Das Problem ist vielmehr, dass Kulturkampf in so gut wie allen europäischen Ländern die Tür zu einer Kollaboration von Mitte-rechts-Akteuren mit Populisten geöffnet hat. Anders als es das Bild einer vermeintlich unaufhaltsamen populistischen "Welle" suggeriert, haben sich – darauf hat der amerikanische Politikwissenschaftler Larry Bartels hingewiesen – die Meinungen zu sensiblen Fragen wie Flüchtlingspolitik und Euro in den meisten Teilen Europas in den vergangenen Jahren kaum verschoben. Was sich verschoben hat: die Haltung von etablierten konservativen Eliten, die seit einigen Jahren viel eher bereit sind, mit Rechtspopulisten zu koalieren oder zumindest deren Rhetorik zu kopieren. Nicht zuletzt, weil bei der rechten Mitte oft eigene Ideen fehlen, wird Kulturkampf betrieben und Politik langsam, aber stetig auf Zugehörigkeit reduziert.

Die Zusammenhalts-Mahnerei macht es schwieriger, mit ganz normalen Konflikten wie dem Heizungsgesetz auch ganz normal umzugehen. Zu suggerieren, Zusammenhalt (und Demokratie) blieben nur gewahrt, wenn man alle "mitnehme" oder "abhole", verrät ein zutiefst paternalistisches Verständnis von Politik: Es gibt bei allen Konflikten – ob es nun um Interessen, Ideen oder auch Identitäten geht – Gewinner und Verlierer. Der Clou der Demokratie ist nicht, dass alle immer gewinnen, sondern dass Verlierer immer eine Chance bekommen, die Dinge anders zu gestalten.

Zweifelsohne ist die Bereitschaft, sich mit der Verliererrolle abzufinden, voraussetzungsvoll: Man muss bereit sein, es weiterhin in einem politischen Raum mit anderen auszuhalten, deren Ideen man falsch findet oder deren Interessen man partout nicht teilt. Aber Aushalten ist etwas anderes als Zusammenhalten: Es hält auch den Raum für Konflikte offen.

Der Zusammenhaltskitsch kleistert legitime Interessengegensätze zu und suggeriert, man habe schon etwas getan, wenn man sich um Zusammenhalt sorgt. Der Begriff ist nahe dran, aber eben nicht identisch mit Solidarität oder, moralisch noch höher gegriffen: Gerechtigkeit.

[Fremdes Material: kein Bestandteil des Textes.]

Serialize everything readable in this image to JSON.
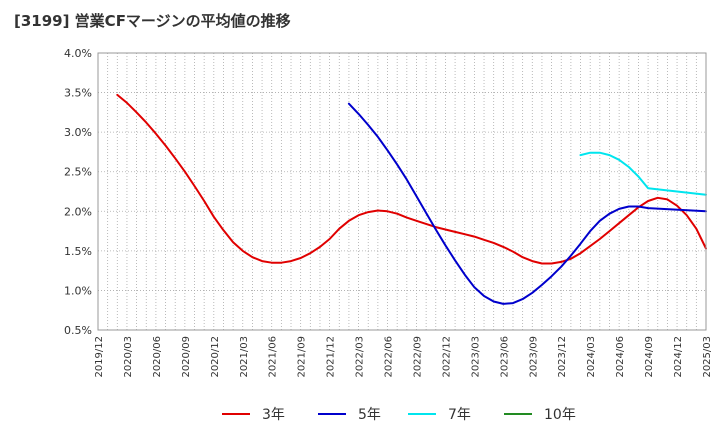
{
  "chart_data": {
    "type": "line",
    "title": "[3199]  営業CFマージンの平均値の推移",
    "xlabel": "",
    "ylabel": "",
    "ylim": [
      0.5,
      4.0
    ],
    "y_ticks": [
      "0.5%",
      "1.0%",
      "1.5%",
      "2.0%",
      "2.5%",
      "3.0%",
      "3.5%",
      "4.0%"
    ],
    "x_ticks": [
      "2019/12",
      "2020/03",
      "2020/06",
      "2020/09",
      "2020/12",
      "2021/03",
      "2021/06",
      "2021/09",
      "2021/12",
      "2022/03",
      "2022/06",
      "2022/09",
      "2022/12",
      "2023/03",
      "2023/06",
      "2023/09",
      "2023/12",
      "2024/03",
      "2024/06",
      "2024/09",
      "2024/12",
      "2025/03"
    ],
    "grid": true,
    "legend_position": "bottom",
    "series": [
      {
        "name": "3年",
        "color": "#e00000",
        "points": [
          [
            "2020/02",
            3.47
          ],
          [
            "2020/03",
            3.37
          ],
          [
            "2020/04",
            3.25
          ],
          [
            "2020/05",
            3.12
          ],
          [
            "2020/06",
            2.98
          ],
          [
            "2020/07",
            2.83
          ],
          [
            "2020/08",
            2.67
          ],
          [
            "2020/09",
            2.5
          ],
          [
            "2020/10",
            2.32
          ],
          [
            "2020/11",
            2.13
          ],
          [
            "2020/12",
            1.93
          ],
          [
            "2021/01",
            1.76
          ],
          [
            "2021/02",
            1.61
          ],
          [
            "2021/03",
            1.5
          ],
          [
            "2021/04",
            1.42
          ],
          [
            "2021/05",
            1.37
          ],
          [
            "2021/06",
            1.35
          ],
          [
            "2021/07",
            1.35
          ],
          [
            "2021/08",
            1.37
          ],
          [
            "2021/09",
            1.41
          ],
          [
            "2021/10",
            1.47
          ],
          [
            "2021/11",
            1.55
          ],
          [
            "2021/12",
            1.65
          ],
          [
            "2022/01",
            1.78
          ],
          [
            "2022/02",
            1.88
          ],
          [
            "2022/03",
            1.95
          ],
          [
            "2022/04",
            1.99
          ],
          [
            "2022/05",
            2.01
          ],
          [
            "2022/06",
            2.0
          ],
          [
            "2022/07",
            1.97
          ],
          [
            "2022/08",
            1.92
          ],
          [
            "2022/09",
            1.88
          ],
          [
            "2022/10",
            1.84
          ],
          [
            "2022/11",
            1.8
          ],
          [
            "2022/12",
            1.77
          ],
          [
            "2023/01",
            1.74
          ],
          [
            "2023/02",
            1.71
          ],
          [
            "2023/03",
            1.68
          ],
          [
            "2023/04",
            1.64
          ],
          [
            "2023/05",
            1.6
          ],
          [
            "2023/06",
            1.55
          ],
          [
            "2023/07",
            1.49
          ],
          [
            "2023/08",
            1.42
          ],
          [
            "2023/09",
            1.37
          ],
          [
            "2023/10",
            1.34
          ],
          [
            "2023/11",
            1.34
          ],
          [
            "2023/12",
            1.36
          ],
          [
            "2024/01",
            1.4
          ],
          [
            "2024/02",
            1.47
          ],
          [
            "2024/03",
            1.56
          ],
          [
            "2024/04",
            1.65
          ],
          [
            "2024/05",
            1.75
          ],
          [
            "2024/06",
            1.85
          ],
          [
            "2024/07",
            1.95
          ],
          [
            "2024/08",
            2.05
          ],
          [
            "2024/09",
            2.13
          ],
          [
            "2024/10",
            2.17
          ],
          [
            "2024/11",
            2.15
          ],
          [
            "2024/12",
            2.07
          ],
          [
            "2025/01",
            1.95
          ],
          [
            "2025/02",
            1.78
          ],
          [
            "2025/03",
            1.53
          ]
        ]
      },
      {
        "name": "5年",
        "color": "#0000cc",
        "points": [
          [
            "2022/02",
            3.36
          ],
          [
            "2022/03",
            3.23
          ],
          [
            "2022/04",
            3.09
          ],
          [
            "2022/05",
            2.94
          ],
          [
            "2022/06",
            2.77
          ],
          [
            "2022/07",
            2.59
          ],
          [
            "2022/08",
            2.4
          ],
          [
            "2022/09",
            2.19
          ],
          [
            "2022/10",
            1.98
          ],
          [
            "2022/11",
            1.77
          ],
          [
            "2022/12",
            1.57
          ],
          [
            "2023/01",
            1.38
          ],
          [
            "2023/02",
            1.2
          ],
          [
            "2023/03",
            1.04
          ],
          [
            "2023/04",
            0.93
          ],
          [
            "2023/05",
            0.86
          ],
          [
            "2023/06",
            0.83
          ],
          [
            "2023/07",
            0.84
          ],
          [
            "2023/08",
            0.89
          ],
          [
            "2023/09",
            0.97
          ],
          [
            "2023/10",
            1.07
          ],
          [
            "2023/11",
            1.18
          ],
          [
            "2023/12",
            1.3
          ],
          [
            "2024/01",
            1.44
          ],
          [
            "2024/02",
            1.59
          ],
          [
            "2024/03",
            1.75
          ],
          [
            "2024/04",
            1.88
          ],
          [
            "2024/05",
            1.97
          ],
          [
            "2024/06",
            2.03
          ],
          [
            "2024/07",
            2.06
          ],
          [
            "2024/08",
            2.06
          ],
          [
            "2024/09",
            2.04
          ],
          [
            "2025/03",
            2.0
          ]
        ]
      },
      {
        "name": "7年",
        "color": "#00e5ee",
        "points": [
          [
            "2024/02",
            2.71
          ],
          [
            "2024/03",
            2.74
          ],
          [
            "2024/04",
            2.74
          ],
          [
            "2024/05",
            2.71
          ],
          [
            "2024/06",
            2.65
          ],
          [
            "2024/07",
            2.56
          ],
          [
            "2024/08",
            2.44
          ],
          [
            "2024/09",
            2.29
          ],
          [
            "2025/03",
            2.21
          ]
        ]
      },
      {
        "name": "10年",
        "color": "#228b22",
        "points": []
      }
    ]
  }
}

Wenn man Letztere ernst nimmt, müsste man vielleicht wirklich etwas abgeben, wie womöglich jetzt gut situierte Familien, die nicht mehr automatisch Geld für Kinder bekommen. Oder man sollte etwas für die verrottende Infrastruktur tun, denn nur die kann Menschen wirklich zusammenbringen, sofern sie nicht ewig auf Bus und Bahn warten müssen. Wer von solchen Dingen nicht reden will, sollte auch von Zusammenhalt schweigen.

Jan-Werner Müller lehrt Politische Theorie und Ideengeschichte in Princeton.